What I feel is not strength in the traditional sense. It is not stoicism or control. It is presence. Not shiny or graceful or pretty, but real and raw and grounded in the moment.
Being strong, for me, means making tea while crying into your sleeve. It means laughing when everything feels too much because your nervous system is waving a little flag saying “please let me out.” It means showing up again and again even though you know you cannot fix everything. It means being soft in a world that keeps asking you to be hard.
The nervous system craves rhythm. It wants the comfort of repetition and pattern.
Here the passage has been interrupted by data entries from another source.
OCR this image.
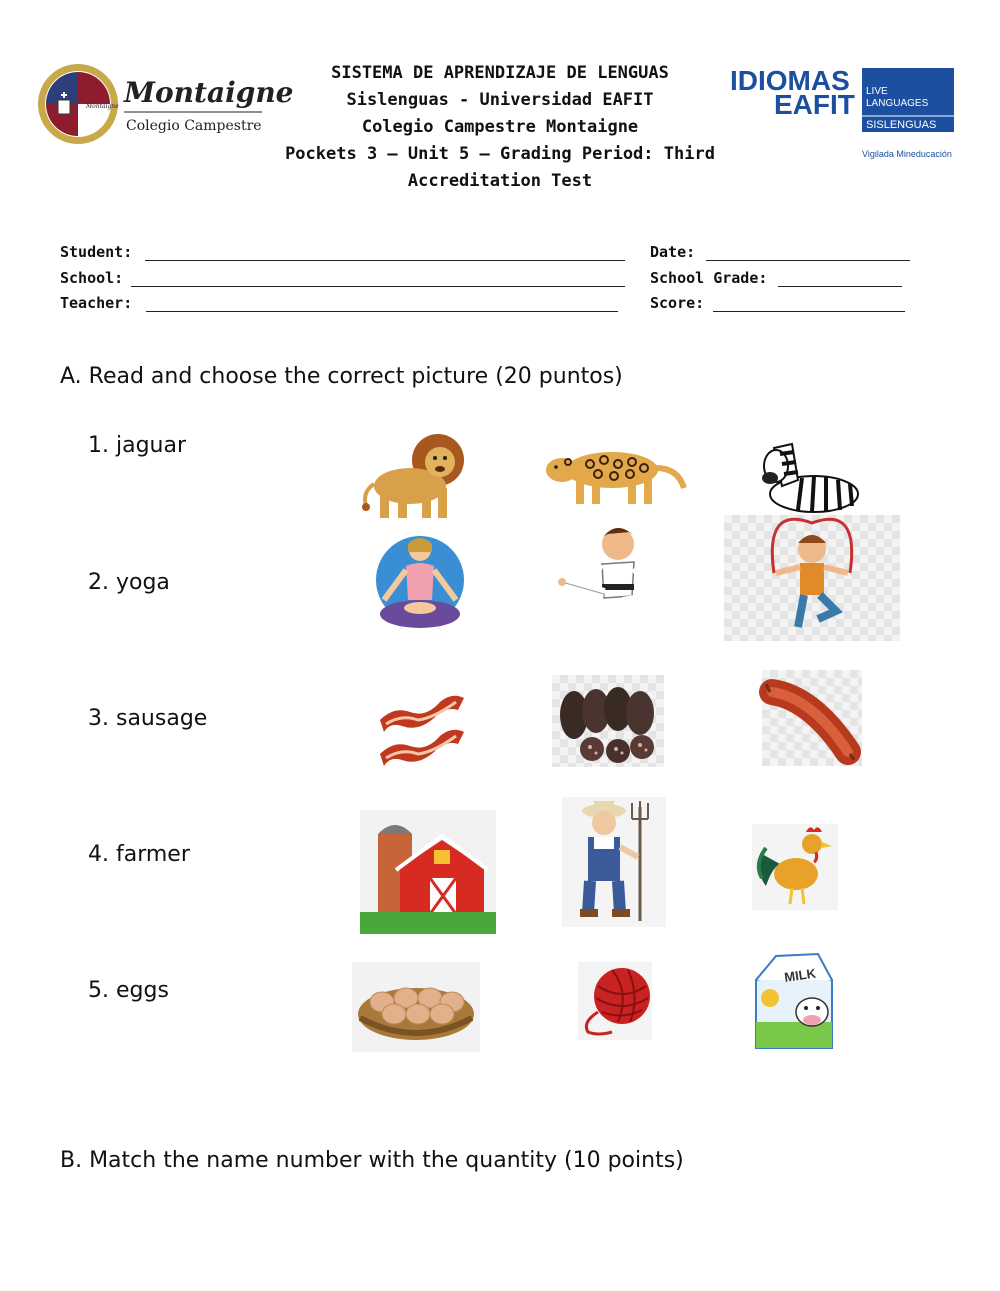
Montaigne Montaigne
Colegio Campestre
SISTEMA DE APRENDIZAJE DE LENGUAS
Sislenguas - Universidad EAFIT
Colegio Campestre Montaigne
Pockets 3 – Unit 5 – Grading Period: Third
Accreditation Test
IDIOMAS
EAFIT LIVE
LANGUAGES
SISLENGUAS
Vigilada Mineducación
Student:	Date:
School:	School Grade:
Teacher:	Score:
A. Read and choose the correct picture (20 puntos)
1. jaguar
2. yoga
3. sausage
4. farmer
5. eggs
MILK
B. Match the name number with the quantity (10 points)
But when life offers none of that, you have to become the rhythm. You have to create the steady beat in your breath, in your words, in your presence. That becomes the anchor. That becomes the message you send to the people around you, and to yourself.
We are still here. We are not giving up.
You do not have to be okay to keep moving
We are still adjusting. Still learning how to live inside this new shape.
The picture keeps changing, but the focus stays the same. One moment at a time.
Some hours feel light and manageable. Others hit like a wave. Some feel like standing still in the middle of a storm with nothing to hold onto. But even on those days, we are still moving.
And in the middle of all this, I keep noticing how powerful the brain truly is. Not because it makes life easy. Not because it fixes the hard parts. But because it lets us live through what we once thought we could not survive.
So no, life did not hand us what we hoped for. But I am starting to believe that what we were given still holds meaning.
Maybe love is not about returning to what once was. Maybe it is about learning how to walk forward with what is, one breath at a time.